Hiroki Watanabe
(Tokyo Metropolitan University, Japan)

In order to liberate electric propulsion from the limits of hollow cathode without thrust performance degradation, inductively coupled plasma (ICP) is employed for electron sources in this study, because ICP achieves sufficiently high electron number density without an oxide insert and magnetic fields. The ICP cathode (ICP/C) has been developed and demonstrated its steady operation and self-ignition successfully. Through the experimental evaluation, it was obtained that the ICP/C is properly operated as a main cathode of DC cusped ion thruster and a neutralizer of RF ion thruster. In addition, a negative bias power supply is not necessary while it works as a neutralizer. However, the power consumption of the cathode is not acceptable for actual applications on electric propulsion. Therefore, in order to improve the cathode performance, its ignition and electron emission characteristics are investigated as functions of RF antenna configuration and cathode dimension. Moreover, plasma parameters and cathode inner pressure are measured to clarify the electron emission mechanism of ICP/C. The detailed experimental results will be described in the presented paper.

Yasuyoshi Hisamoto
(The Graduate University for Advanced Studies, Japan)

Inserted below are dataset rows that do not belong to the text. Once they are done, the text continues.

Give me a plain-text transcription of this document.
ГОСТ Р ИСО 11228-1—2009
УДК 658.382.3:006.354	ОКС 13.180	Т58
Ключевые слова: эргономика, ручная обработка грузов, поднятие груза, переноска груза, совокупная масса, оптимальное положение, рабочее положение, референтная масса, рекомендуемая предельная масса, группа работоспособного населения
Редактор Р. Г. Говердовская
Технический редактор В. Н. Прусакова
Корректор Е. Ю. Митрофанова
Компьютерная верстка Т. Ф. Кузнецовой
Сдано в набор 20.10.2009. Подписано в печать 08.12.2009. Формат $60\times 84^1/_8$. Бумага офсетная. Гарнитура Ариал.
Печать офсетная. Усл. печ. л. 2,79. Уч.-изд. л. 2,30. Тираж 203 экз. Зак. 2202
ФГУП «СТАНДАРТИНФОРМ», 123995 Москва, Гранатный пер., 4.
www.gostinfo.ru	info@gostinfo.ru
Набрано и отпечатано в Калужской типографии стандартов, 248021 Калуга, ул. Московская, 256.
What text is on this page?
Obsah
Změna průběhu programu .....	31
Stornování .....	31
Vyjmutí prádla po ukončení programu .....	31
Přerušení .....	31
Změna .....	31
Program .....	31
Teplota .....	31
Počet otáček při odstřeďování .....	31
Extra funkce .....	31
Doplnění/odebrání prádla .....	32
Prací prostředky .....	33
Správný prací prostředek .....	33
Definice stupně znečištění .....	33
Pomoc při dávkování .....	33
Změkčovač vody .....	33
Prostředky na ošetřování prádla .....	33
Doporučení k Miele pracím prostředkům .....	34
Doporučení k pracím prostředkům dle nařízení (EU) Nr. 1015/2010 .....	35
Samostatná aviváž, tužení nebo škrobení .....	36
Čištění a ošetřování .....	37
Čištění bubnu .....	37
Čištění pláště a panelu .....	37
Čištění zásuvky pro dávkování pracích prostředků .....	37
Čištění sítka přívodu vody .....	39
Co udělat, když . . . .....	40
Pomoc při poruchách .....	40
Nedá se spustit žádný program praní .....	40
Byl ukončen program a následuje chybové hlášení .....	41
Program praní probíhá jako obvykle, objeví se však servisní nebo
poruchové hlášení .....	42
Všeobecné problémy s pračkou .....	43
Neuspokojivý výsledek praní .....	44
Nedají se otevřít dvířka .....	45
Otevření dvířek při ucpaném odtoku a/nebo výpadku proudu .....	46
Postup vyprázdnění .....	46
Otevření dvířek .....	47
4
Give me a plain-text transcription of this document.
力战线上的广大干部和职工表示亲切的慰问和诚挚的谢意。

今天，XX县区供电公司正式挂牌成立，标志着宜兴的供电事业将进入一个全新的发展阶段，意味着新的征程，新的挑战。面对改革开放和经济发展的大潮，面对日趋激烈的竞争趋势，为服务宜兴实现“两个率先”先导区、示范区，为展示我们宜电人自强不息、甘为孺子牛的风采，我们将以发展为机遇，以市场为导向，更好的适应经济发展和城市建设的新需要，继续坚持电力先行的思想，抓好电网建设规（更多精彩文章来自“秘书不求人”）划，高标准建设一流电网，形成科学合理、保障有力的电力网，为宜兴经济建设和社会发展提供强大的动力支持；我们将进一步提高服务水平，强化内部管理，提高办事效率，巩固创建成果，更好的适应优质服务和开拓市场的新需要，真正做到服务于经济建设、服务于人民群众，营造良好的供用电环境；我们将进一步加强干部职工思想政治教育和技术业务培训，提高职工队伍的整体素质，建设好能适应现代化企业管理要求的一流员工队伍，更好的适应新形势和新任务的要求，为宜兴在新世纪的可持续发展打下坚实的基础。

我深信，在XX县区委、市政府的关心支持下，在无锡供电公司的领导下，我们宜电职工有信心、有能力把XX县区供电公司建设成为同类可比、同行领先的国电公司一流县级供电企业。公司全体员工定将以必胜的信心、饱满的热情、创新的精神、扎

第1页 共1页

There is an increasing need for super low Earth orbiting satellites to observe the terrestrial environment from an altitude of 150km to 250km. These satellites have to cancel the air drag to stay in such an orbit for several years. A completely new concept, the Air Breathing Ion Engine (ABIE), has been proposed for spacecraft drag compensation. The ABIE takes in and uses the low-density atmosphere surrounding the satellite as a propellant. A laboratory environment which imitates the orbital conditions on such a super low earth orbit is essential to study ABIE on ground. This project attempts to synthesize the environment in super low Earth orbit using a 6cm ECR plasma source. An atomic oxygen beam with 5eV was realized by reflecting plasma off a metallic surface. We achieved a flux of 1E15 atom/cm2/sec, which corresponds to the orbital conditions at an altitude of 250km. We are directly determinating the atomic oxygen speed using the Doppler shift measurement. The next step is retrofitting the laboratory equipment to use as an intake feed for the air breathing ion engine. We will report the results of the environment simulated by the 6cm ECR plasma source.

Naoji Yamamoto
(Kyushu University, Japan)

In order to improve the thrust performance of a miniature microwave discharge ion thruster, plasma properties were measured by means of laser Thomson scattering for understanding the physics in the discharge chamber in the thruster and designing a grid system. A photon counting method and a triple grating spectrometer were used against a small Thomson scattering signal and a strong stray laser light. Electron number density and temperature in the vicinity of the screen grid at mass flow rate of 0.15 sccm and incident microwave power of 4 W are 2.7times 10^17 m-3 and 5.1 eV, respectively. Estimated ion saturation current is 3.4 mA, which is good agreement in the extracted ion beam current of 3.1 mA at beam voltage of 1200 V and acceleration grid potential of -200 V.

Ryudo Tsukizaki
(The University of Tokyo, Japan)

The world 1st ECR ion thruster mu 10 was improved 25 % in the point of thrust force by adding new propellant inlets in the discharge chamber. In order to reveal a mechanism of increase in thrust force of mu 10, laser absorption spectroscopy has been applied to inside of mu 10 using an optical fiber. In this study, an absorption line of neutral xenon at 823. 388 nm (in vacuum) was measured with an external cavity diode laser and a rigid optical fiber. Compared with Langmuir probe, the optical fiber made of dielectric material has little disturbance against the electromagnetic field of microwaves. By inserting the optical fiber into mu 10, the length of laser path changes, which enables the in situ measurement of a particle density along with the displacement of the fiber. Avoiding a saturation of the absorption in the ion engine mu 10 caused by a high intensity laser, the absorption line was properly obtained and it has a unique broad line for Zeeman effect. It is measured that the averaged neutral density between a waveguide of mu 10 to its grids is 1.86 * 10^17 m-3.

Fakhuradzi Baharudin
(Gifu University, Japan)

With a increase of mission of an ion engine due to its high specific impulse, an evaluation of its lifetime by an experiment becomes difficult. Therefore, numerical evaluations of the lifetime are required. Because fluid models are not appropriate for the ion engine analysis, a calculation time becomes long, and some models including a flux tube model are proposed. In this study, to evaluate a validity of an application of an electron density model using a Boltzmann relation into the ion engine analysis were done. In the study, the analyses by the full PIC(Particle in cell) code and the hybrid PIC code employing the electron density model were carried out and the effects of the electron models were investigated. The results show that the electron density model effects the positive electric potential distribution in the vicinity of the grid hole axis just downstream of the accel grid. However, the ion beam profile and the grid current are little affected by the difference of the potential. These results suggests that the Boltzmann relation can be applied to the simulation codes for the electron density evaluations.